05/23/2022
Lawyers and Judges, around the world, are opposed to Common Citizens deciding what the Law is, who is Guilty and who not! --
Oct 1, 2020
8 min read
‘Not The Right People’: Why Jury Trials were Abolished in India
- James Jaffe *
Finally, in January 1961, a bill to abolish jury trials in Bombay City was moved in the Maharashtra State Assembly and eventually passed later that year, but only after “the Bombay High Court had advised the State Government that the jury system had outlived its utility and had recommended that it should be discontinued in Bombay too.”[8]
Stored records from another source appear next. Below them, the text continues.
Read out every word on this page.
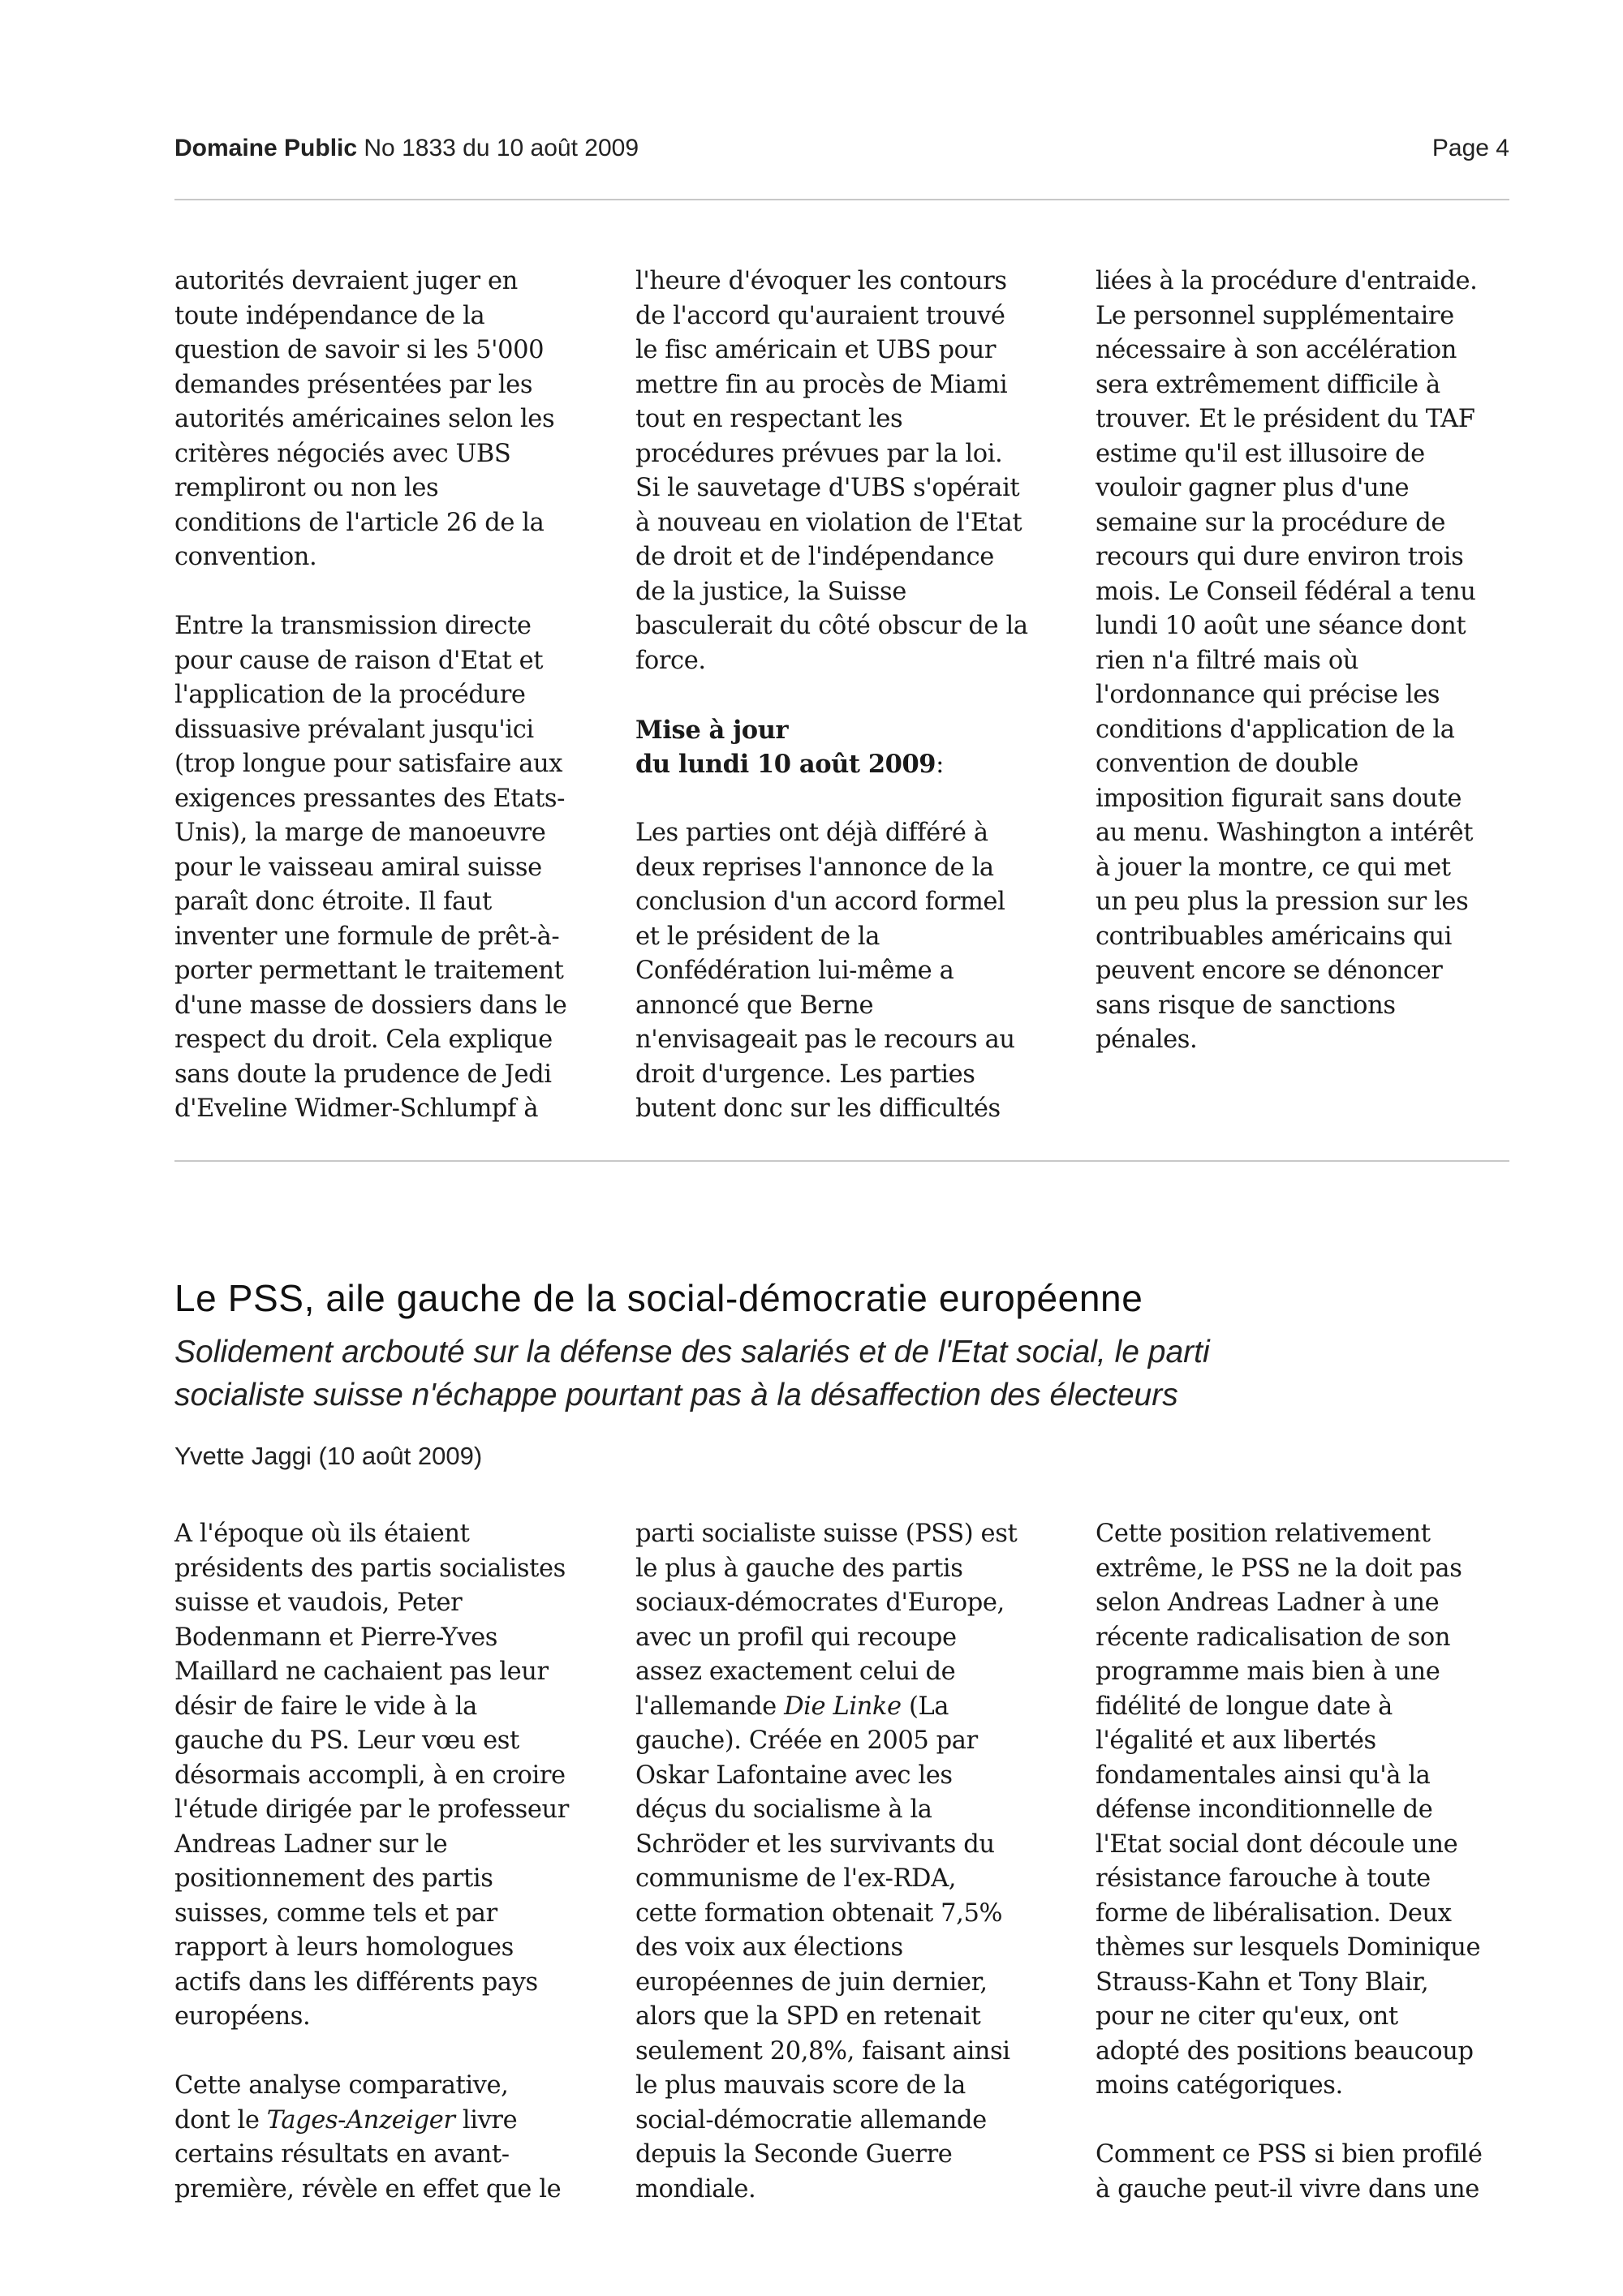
Domaine Public No 1833 du 10 août 2009	Page 4
autorités devraient juger en
toute indépendance de la
question de savoir si les 5'000
demandes présentées par les
autorités américaines selon les
critères négociés avec UBS
rempliront ou non les
conditions de l'article 26 de la
convention.
Entre la transmission directe
pour cause de raison d'Etat et
l'application de la procédure
dissuasive prévalant jusqu'ici
(trop longue pour satisfaire aux
exigences pressantes des Etats-
Unis), la marge de manoeuvre
pour le vaisseau amiral suisse
paraît donc étroite. Il faut
inventer une formule de prêt-à-
porter permettant le traitement
d'une masse de dossiers dans le
respect du droit. Cela explique
sans doute la prudence de Jedi
d'Eveline Widmer-Schlumpf à
l'heure d'évoquer les contours
de l'accord qu'auraient trouvé
le fisc américain et UBS pour
mettre fin au procès de Miami
tout en respectant les
procédures prévues par la loi.
Si le sauvetage d'UBS s'opérait
à nouveau en violation de l'Etat
de droit et de l'indépendance
de la justice, la Suisse
basculerait du côté obscur de la
force.
Mise à jour
du lundi 10 août 2009:
Les parties ont déjà différé à
deux reprises l'annonce de la
conclusion d'un accord formel
et le président de la
Confédération lui-même a
annoncé que Berne
n'envisageait pas le recours au
droit d'urgence. Les parties
butent donc sur les difficultés
liées à la procédure d'entraide.
Le personnel supplémentaire
nécessaire à son accélération
sera extrêmement difficile à
trouver. Et le président du TAF
estime qu'il est illusoire de
vouloir gagner plus d'une
semaine sur la procédure de
recours qui dure environ trois
mois. Le Conseil fédéral a tenu
lundi 10 août une séance dont
rien n'a filtré mais où
l'ordonnance qui précise les
conditions d'application de la
convention de double
imposition figurait sans doute
au menu. Washington a intérêt
à jouer la montre, ce qui met
un peu plus la pression sur les
contribuables américains qui
peuvent encore se dénoncer
sans risque de sanctions
pénales.
Le PSS, aile gauche de la social-démocratie européenne
Solidement arcbouté sur la défense des salariés et de l'Etat social, le parti
socialiste suisse n'échappe pourtant pas à la désaffection des électeurs
Yvette Jaggi (10 août 2009)
A l'époque où ils étaient
présidents des partis socialistes
suisse et vaudois, Peter
Bodenmann et Pierre-Yves
Maillard ne cachaient pas leur
désir de faire le vide à la
gauche du PS. Leur vœu est
désormais accompli, à en croire
l'étude dirigée par le professeur
Andreas Ladner sur le
positionnement des partis
suisses, comme tels et par
rapport à leurs homologues
actifs dans les différents pays
européens.
Cette analyse comparative,
dont le Tages-Anzeiger livre
certains résultats en avant-
première, révèle en effet que le
parti socialiste suisse (PSS) est
le plus à gauche des partis
sociaux-démocrates d'Europe,
avec un profil qui recoupe
assez exactement celui de
l'allemande Die Linke (La
gauche). Créée en 2005 par
Oskar Lafontaine avec les
déçus du socialisme à la
Schröder et les survivants du
communisme de l'ex-RDA,
cette formation obtenait 7,5%
des voix aux élections
européennes de juin dernier,
alors que la SPD en retenait
seulement 20,8%, faisant ainsi
le plus mauvais score de la
social-démocratie allemande
depuis la Seconde Guerre
mondiale.
Cette position relativement
extrême, le PSS ne la doit pas
selon Andreas Ladner à une
récente radicalisation de son
programme mais bien à une
fidélité de longue date à
l'égalité et aux libertés
fondamentales ainsi qu'à la
défense inconditionnelle de
l'Etat social dont découle une
résistance farouche à toute
forme de libéralisation. Deux
thèmes sur lesquels Dominique
Strauss-Kahn et Tony Blair,
pour ne citer qu'eux, ont
adopté des positions beaucoup
moins catégoriques.
Comment ce PSS si bien profilé
à gauche peut-il vivre dans une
Throughout this period, the opposition to jury trials was fostered most often by leading members of the judiciary. Their underlying argument was not solely about caste or foreign transplants, or communal divisions, or even the length and expense of jury trials. Almost invariably, their argument could be reduced to the claim that there were not enough educated and literate people in India to qualify as jurors. In an influential report out of Uttar Pradesh in 1950, K. N. Wanchoo, then on the Allahabad High Court and later Chief Justice of the Supreme Court, explained that there was not “a sufficient number of the right class of people” to serve as jurors in the State.[9] Thus, trial by jury should be abolished there and, by implication, elsewhere.
The notion that were not enough of ‘the right type of people’ to serve as jurors was a constant refrain in the debates about trial by jury after Independence.